Tuve el impulso de pararme y vestirme. Creí que era ya muy tarde. La tranquilidad sobrevino cuando escuché a mi esposa dormir profundamente. Volví a acostarme, miré el reloj, oprimí el botón de luz, eran las cuatro de la mañana; una madrugada fría. Cerré los ojos y percibí el pulso al recostar mi cabeza. Conté la frecuencia, y rebasaba lo normal como si hubiese trotado. Respiré hondo. ¿Por qué mi corazón latía más de prisa? ¿Acaso sería mi presión, o el exceso de café durante el día?

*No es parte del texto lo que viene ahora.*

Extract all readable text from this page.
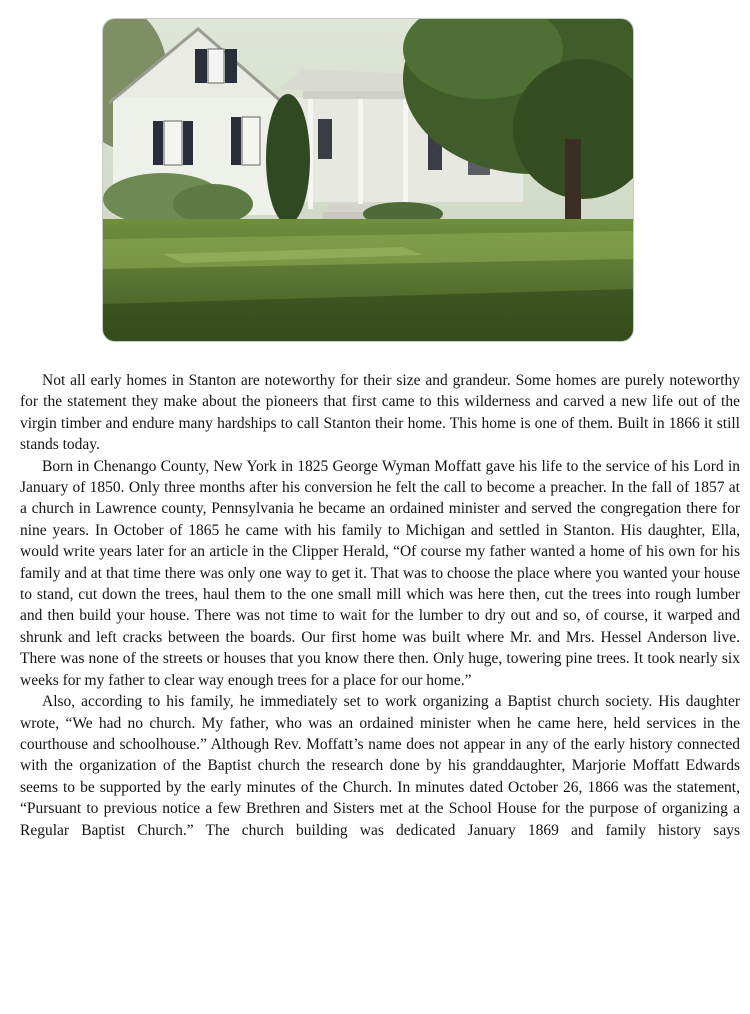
Not all early homes in Stanton are noteworthy for their size and grandeur. Some homes are purely noteworthy for the statement they make about the pioneers that first came to this wilderness and carved a new life out of the virgin timber and endure many hardships to call Stanton their home. This home is one of them. Built in 1866 it still stands today.

Born in Chenango County, New York in 1825 George Wyman Moffatt gave his life to the service of his Lord in January of 1850. Only three months after his conversion he felt the call to become a preacher. In the fall of 1857 at a church in Lawrence county, Pennsylvania he became an ordained minister and served the congregation there for nine years. In October of 1865 he came with his family to Michigan and settled in Stanton. His daughter, Ella, would write years later for an article in the Clipper Herald, “Of course my father wanted a home of his own for his family and at that time there was only one way to get it. That was to choose the place where you wanted your house to stand, cut down the trees, haul them to the one small mill which was here then, cut the trees into rough lumber and then build your house. There was not time to wait for the lumber to dry out and so, of course, it warped and shrunk and left cracks between the boards. Our first home was built where Mr. and Mrs. Hessel Anderson live. There was none of the streets or houses that you know there then. Only huge, towering pine trees. It took nearly six weeks for my father to clear way enough trees for a place for our home.”

Also, according to his family, he immediately set to work organizing a Baptist church society. His daughter wrote, “We had no church. My father, who was an ordained minister when he came here, held services in the courthouse and schoolhouse.” Although Rev. Moffatt’s name does not appear in any of the early history connected with the organization of the Baptist church the research done by his granddaughter, Marjorie Moffatt Edwards seems to be supported by the early minutes of the Church. In minutes dated October 26, 1866 was the statement, “Pursuant to previous notice a few Brethren and Sisters met at the School House for the purpose of organizing a Regular Baptist Church.” The church building was dedicated January 1869 and family history says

A ella le encantaba el café y decía riendo:
- En este momento estoy hechizada, puedes hacer y deshacer de mí.
Yo reía. Era una broma, pero siempre la repetía. Empecé a creerle.
Una mañana, ya para salir del trabajo, la besé una, dos, tres veces, y seguimos y seguimos hasta que el café dejó de hacer efecto, y gritó:
- Tengo citas pendientes.
Después corriste buscando un taxi.
Subiste al auto, me observabas y desviabas tu mirada. Movías tu cabeza de un lado a otro. Verte con falda corta, invitaba a pasar mis manos sobre la tersura de tus piernas. Con una mano guiaba el auto, la otra planeaba sobre la suavidad de tu rodilla.
- ¿Te quedarías quieta, así como eres de juguetona?
Yo escuchaba ya los latidos de mi abdomen mientras tu mano de piel de oveja cubría mi entrepierna. Aquella vez vi cómo preparabas el café, colmado de harina.
- Es café turco – dijiste- y está recién tostado...
Apreté de nuevo la luz del reloj y, escasamente, habían pasado unos minutos.